Understanding Adam Requires Better Rotation Dependent Assumptions
Tianyue H. Zhang, Lucas Maes, Alan Milligan, Alexia Jolicoeur-Martineau, Ioannis Mitliagkas, Damien Scieur, Simon Lacoste-Julien, Charles Guille-Escuret
TL;DR
The paper reveals that Adam’s empirical gains over SGD are not captured by rotation-invariant theories, showing that performance deteriorates when the parameter-space basis is randomly rotated. It demonstrates that structured, SVD-based rotations can improve optimization in transformers like GPT-2 and ViT, and that the orthogonality of layer updates correlates with these gains, paralleling ideas from the Muon optimizer. By systematically testing rotation scopes and critiquing common rotation-dependent assumptions (L-infinity bounds, Hessian block structure, and smoothness), the work identifies update orthogonality as a promising axis for rotation-aware theory.

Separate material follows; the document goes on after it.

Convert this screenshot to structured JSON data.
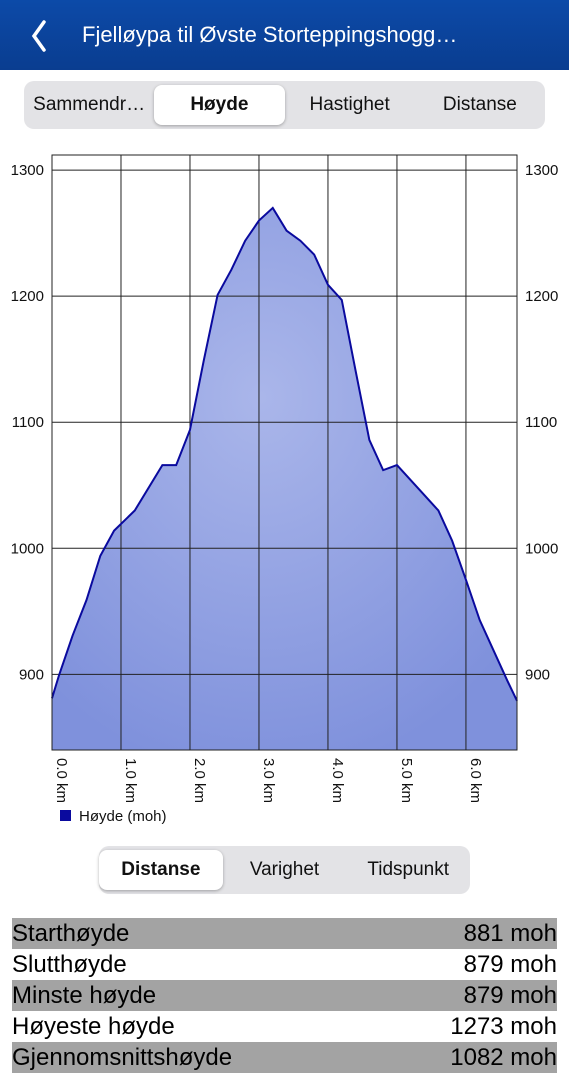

The findings suggest new directions for principled, basis-aware optimization methods and underline the need for rotation-sensitive analyses to explain and leverage Adam’s practical advantages.
Abstract
Despite its widespread adoption, Adam's advantage over Stochastic Gradient Descent (SGD) lacks a comprehensive theoretical explanation. This paper investigates Adam's sensitivity to rotations of the parameter space. We observe that Adam's performance in training transformers degrades under random rotations of the parameter space, indicating a crucial sensitivity to the choice of basis in practice. This reveals that conventional rotation-invariant assumptions are insufficient to capture Adam's advantages theoretically. To better understand the rotation-dependent properties that benefit Adam, we also identify structured rotations that preserve or even enhance its empirical performance. We then examine the rotation-dependent assumptions in the literature and find that they fall short in explaining Adam's behaviour across various rotation types. In contrast, we verify the orthogonality of the update as a promising indicator of Adam's basis sensitivity, suggesting it may be the key quantity for developing rotation-dependent theoretical frameworks that better explain its empirical success.